PARIS, France (Sudanow) ـــ France has celebrated the Sudanese revolution with an invitation to its youthful iconic and symbolic leaderships for a symposium organized by the Paris-based Arab World Institute, in collaboration with the French Ministry of Foreign Affairs.
The symposium was organized in congruency with the international conference, held to support Sudan’s transition to democracy (May17) and was meant to incarnate the heroic deeds of the Sudanese young men and women during the revolution.
French President Emanuel Macron has glorified the Sudanese revolution with a lengthy opening address.
He said: Three words chanted by the Sudanese protesters, three words that strongly resonate in our homeland, three words that resemble my international expectations: Freedom, Peace and Justice. These three words had moved the peaceful demonstrations that lead to the fall of despot Omar Albashir. These young men and women who went out into the streets since 19 December 2018 were asking for nothing but to live in freedom. They have inspired all the peoples of the World.
Youthful symbols participating in the symposium, had included leading figure in the Professionals Alliance (that ignited the revolution), Mohammad Naji Alasam, activist Ala’a Salah, gas canisters hunter during the protests Ms. Rifqa Abdlrahman, activist Manara Asad and activist Sandios Alnoor Kudi.
The event was held on the grand theatre of the Institute and was addressed by these youths who explained the social change taking place in Sudan, the hopes for change and the many challenges awaiting the country.

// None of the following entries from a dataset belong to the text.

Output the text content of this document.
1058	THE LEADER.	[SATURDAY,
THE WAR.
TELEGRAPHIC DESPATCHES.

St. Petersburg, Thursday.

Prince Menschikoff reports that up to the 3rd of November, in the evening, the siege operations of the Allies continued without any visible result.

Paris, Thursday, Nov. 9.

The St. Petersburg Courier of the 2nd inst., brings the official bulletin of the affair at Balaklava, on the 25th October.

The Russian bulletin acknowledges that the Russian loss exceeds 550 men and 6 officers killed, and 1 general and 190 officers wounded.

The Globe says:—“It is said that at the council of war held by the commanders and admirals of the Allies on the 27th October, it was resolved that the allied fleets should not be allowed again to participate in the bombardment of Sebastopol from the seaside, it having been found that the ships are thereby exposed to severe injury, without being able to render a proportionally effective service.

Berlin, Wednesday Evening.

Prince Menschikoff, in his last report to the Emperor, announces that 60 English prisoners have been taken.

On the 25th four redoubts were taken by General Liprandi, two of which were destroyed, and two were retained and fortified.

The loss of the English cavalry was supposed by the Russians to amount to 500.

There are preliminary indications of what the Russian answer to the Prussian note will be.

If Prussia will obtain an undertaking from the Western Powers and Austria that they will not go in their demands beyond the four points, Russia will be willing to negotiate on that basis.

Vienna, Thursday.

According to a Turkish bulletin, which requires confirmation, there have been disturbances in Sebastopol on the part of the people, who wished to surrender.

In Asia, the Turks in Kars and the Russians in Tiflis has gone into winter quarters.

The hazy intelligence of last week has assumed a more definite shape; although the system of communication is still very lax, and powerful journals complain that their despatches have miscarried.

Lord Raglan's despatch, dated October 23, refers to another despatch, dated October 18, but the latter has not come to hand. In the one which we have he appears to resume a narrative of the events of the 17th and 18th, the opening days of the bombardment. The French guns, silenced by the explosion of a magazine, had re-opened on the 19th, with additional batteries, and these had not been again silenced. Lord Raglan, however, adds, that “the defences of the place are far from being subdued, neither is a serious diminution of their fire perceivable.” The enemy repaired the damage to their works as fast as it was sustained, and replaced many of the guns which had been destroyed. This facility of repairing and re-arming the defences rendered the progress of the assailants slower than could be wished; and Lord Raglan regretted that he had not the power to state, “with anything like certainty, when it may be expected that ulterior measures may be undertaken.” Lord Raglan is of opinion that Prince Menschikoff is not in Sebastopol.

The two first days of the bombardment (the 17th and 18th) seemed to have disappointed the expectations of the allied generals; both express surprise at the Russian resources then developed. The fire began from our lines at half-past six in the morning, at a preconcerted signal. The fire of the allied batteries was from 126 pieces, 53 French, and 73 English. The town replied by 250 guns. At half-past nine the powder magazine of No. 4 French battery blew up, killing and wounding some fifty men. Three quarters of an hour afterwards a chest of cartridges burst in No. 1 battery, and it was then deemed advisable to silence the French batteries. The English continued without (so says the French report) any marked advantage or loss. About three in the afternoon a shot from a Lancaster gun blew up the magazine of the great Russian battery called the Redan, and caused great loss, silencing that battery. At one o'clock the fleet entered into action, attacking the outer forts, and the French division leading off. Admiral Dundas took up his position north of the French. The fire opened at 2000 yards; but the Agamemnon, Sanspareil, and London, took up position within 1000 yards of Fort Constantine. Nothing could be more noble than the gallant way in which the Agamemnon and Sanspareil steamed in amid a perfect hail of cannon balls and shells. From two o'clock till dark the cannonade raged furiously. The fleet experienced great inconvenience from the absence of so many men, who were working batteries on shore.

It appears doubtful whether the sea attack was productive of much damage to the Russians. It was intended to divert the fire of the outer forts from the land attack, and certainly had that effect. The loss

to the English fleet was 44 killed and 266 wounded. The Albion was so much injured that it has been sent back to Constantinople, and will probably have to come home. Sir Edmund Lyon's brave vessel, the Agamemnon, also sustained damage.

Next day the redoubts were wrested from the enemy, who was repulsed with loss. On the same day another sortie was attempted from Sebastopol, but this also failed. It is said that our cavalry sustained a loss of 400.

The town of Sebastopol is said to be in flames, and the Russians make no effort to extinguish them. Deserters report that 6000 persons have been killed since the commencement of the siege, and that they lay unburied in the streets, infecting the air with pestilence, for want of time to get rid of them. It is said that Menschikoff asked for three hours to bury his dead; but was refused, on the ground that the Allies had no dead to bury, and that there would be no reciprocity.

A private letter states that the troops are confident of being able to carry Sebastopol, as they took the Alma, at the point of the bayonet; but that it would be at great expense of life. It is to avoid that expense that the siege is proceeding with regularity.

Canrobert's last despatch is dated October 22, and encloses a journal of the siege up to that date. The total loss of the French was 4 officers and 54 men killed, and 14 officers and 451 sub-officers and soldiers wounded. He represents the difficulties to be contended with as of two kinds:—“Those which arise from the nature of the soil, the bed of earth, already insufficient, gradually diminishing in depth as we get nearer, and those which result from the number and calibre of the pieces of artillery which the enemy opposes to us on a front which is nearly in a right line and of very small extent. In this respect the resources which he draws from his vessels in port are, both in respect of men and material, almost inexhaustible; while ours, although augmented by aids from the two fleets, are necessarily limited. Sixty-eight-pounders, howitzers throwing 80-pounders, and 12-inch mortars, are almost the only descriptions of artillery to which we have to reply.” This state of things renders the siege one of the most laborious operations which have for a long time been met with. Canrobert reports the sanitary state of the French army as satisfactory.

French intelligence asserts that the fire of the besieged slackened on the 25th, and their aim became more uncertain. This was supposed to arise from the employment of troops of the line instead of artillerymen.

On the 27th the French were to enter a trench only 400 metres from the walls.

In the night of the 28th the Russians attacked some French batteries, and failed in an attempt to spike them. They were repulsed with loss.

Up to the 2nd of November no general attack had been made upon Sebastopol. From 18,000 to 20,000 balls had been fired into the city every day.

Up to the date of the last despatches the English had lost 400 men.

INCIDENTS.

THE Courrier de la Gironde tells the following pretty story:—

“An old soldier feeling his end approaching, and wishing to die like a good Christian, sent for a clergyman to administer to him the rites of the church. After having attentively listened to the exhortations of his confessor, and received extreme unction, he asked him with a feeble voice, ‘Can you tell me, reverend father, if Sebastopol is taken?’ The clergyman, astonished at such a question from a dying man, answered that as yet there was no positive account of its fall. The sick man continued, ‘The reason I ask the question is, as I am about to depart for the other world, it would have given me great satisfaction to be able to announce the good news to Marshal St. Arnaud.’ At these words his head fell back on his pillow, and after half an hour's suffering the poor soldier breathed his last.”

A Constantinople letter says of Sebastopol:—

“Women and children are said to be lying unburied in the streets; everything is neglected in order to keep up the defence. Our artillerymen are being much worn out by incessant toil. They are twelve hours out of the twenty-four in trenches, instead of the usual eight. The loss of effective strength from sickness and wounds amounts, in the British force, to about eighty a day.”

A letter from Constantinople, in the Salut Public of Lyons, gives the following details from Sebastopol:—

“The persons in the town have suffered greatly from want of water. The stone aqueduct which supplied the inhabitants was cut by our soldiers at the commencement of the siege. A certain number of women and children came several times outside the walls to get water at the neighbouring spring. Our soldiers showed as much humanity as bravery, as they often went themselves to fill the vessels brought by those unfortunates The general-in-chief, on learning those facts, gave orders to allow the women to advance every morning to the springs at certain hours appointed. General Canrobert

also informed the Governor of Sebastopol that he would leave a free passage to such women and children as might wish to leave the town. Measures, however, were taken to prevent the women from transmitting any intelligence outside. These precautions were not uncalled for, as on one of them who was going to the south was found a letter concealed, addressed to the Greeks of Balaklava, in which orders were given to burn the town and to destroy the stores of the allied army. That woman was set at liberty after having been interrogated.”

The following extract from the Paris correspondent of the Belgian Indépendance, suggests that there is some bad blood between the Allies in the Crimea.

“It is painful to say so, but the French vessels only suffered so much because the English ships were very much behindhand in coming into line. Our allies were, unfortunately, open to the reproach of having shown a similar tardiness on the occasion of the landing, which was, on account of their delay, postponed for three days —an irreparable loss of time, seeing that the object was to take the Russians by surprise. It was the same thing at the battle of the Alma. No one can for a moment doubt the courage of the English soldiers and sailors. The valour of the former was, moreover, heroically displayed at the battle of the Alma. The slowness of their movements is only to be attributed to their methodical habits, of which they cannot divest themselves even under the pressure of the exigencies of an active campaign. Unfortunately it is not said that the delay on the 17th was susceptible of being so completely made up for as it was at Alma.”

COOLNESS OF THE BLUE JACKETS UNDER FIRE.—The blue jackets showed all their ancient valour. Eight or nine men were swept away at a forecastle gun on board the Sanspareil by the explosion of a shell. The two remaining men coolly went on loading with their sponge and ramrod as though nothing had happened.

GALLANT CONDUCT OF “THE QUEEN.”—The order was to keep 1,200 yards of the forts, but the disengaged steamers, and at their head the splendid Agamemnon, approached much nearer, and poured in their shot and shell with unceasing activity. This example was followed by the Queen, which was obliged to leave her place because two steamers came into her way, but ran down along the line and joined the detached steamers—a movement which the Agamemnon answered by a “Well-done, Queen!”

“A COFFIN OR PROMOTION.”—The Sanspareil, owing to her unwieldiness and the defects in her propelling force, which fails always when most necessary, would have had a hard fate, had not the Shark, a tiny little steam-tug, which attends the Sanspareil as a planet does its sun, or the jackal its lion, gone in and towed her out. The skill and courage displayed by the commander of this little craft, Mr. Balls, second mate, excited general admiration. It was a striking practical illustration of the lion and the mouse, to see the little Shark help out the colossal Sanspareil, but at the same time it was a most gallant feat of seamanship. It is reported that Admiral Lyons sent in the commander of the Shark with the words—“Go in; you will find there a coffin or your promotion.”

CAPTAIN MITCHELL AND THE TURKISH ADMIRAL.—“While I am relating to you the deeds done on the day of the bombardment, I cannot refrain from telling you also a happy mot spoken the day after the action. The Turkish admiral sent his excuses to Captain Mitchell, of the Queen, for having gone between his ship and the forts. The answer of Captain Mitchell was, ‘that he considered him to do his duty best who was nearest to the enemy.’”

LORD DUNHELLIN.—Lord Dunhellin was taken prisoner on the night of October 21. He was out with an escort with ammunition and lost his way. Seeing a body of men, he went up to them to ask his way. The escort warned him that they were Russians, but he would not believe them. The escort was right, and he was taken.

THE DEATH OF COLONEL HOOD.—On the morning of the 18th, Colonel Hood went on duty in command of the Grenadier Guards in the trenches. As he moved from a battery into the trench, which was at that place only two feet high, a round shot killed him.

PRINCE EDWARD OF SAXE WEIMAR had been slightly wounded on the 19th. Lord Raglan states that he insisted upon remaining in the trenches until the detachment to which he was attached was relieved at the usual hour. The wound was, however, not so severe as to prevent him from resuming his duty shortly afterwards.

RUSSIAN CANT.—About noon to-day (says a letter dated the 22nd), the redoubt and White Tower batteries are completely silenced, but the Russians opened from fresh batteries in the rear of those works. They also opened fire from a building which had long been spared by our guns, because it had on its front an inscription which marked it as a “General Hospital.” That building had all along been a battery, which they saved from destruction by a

The symposium was opened by the Institute President, Mr. Jack Lang, who welcomed the Sudanese officials and diplomats attending the event, indicating that the celebration was a wish of President Macron to welcome Sudan’s return to the World community and present a function on the Sudanese People’s Revolution.
Addressing the attending activists, Mr. Lang has said: “You represent the hope and we are here today to hail the presence of the young men and women in the Sudanese revolution. You cannot imagine how Sudan is dear to us.”
The symposium was opened with a show of images on a big screen, which documented the days of the revolution from the early beginning when the masses poured into the streets in rejection of the regime that suppressed the Sudanese people for thirty years. The pictures showed demonstrators of both sexes protesting in different ways and chanting: Freedom, Peace and Justice. The pictures also showed the wall drawings at the sit-in venue and the neighboring areas.
Each of the youthful symbols of the revolution then spoke about his own experiments during the uprising, what happened after the revolution and his/her visions about the future of change in the country. The best of what they have said was that they were determined to continue with the struggle to protect their revolution until it realizes its objectives.
Alaa Salah, a university engineering student and a political activist, internationally recognized for her Sudanese traditional white toub (sari) and big earnings, is remembered to have addressed the massive gathering of protesters, standing aboard a truck at the sit-in venue beside the Army General Command.
Medical doctor Mohammad Naji Alasam, who hailed from Kordofan state of the mid-west, was known for his high charisma. He was one of the most outstanding figures in the revolution and was arrested a few days after the revolution broke out and was not released until after the regime downfall on 11 April 2019. Upon his release, he received a hero’s welcome at the sit-in zone.
Manara Asad, a freedom fighter from Darfur, is a graduate of the Faculty of Science (Zoology Section), University of Khartoum, in 2017. She was a student activist, a Unicef youth ambassador of peace and a founding member of the company Muntajatna (our products) that specializes in local Sudanese products. Ms. Manara had represented Sudan in a number of international conferences.
Sandios Kudi was born in the Nuba Mountains district, from which his family immigrated to the outskirts of Khartoum because of the war. He graduated as a veterinary doctor from the University of Khartoum and now he is in its teaching staff. He is a writer and active editor in the Magazine ‘New Generation’.
Ms. Rifqa Abdelrahman was very active during the revolution. Images were captured of her picking burning tear gas canisters and throwing them back on the riot police. She had received acclaim from the British Foreign Secretary Dominic Raab for her daring personality, who said “she inspired me with courage and resolve.”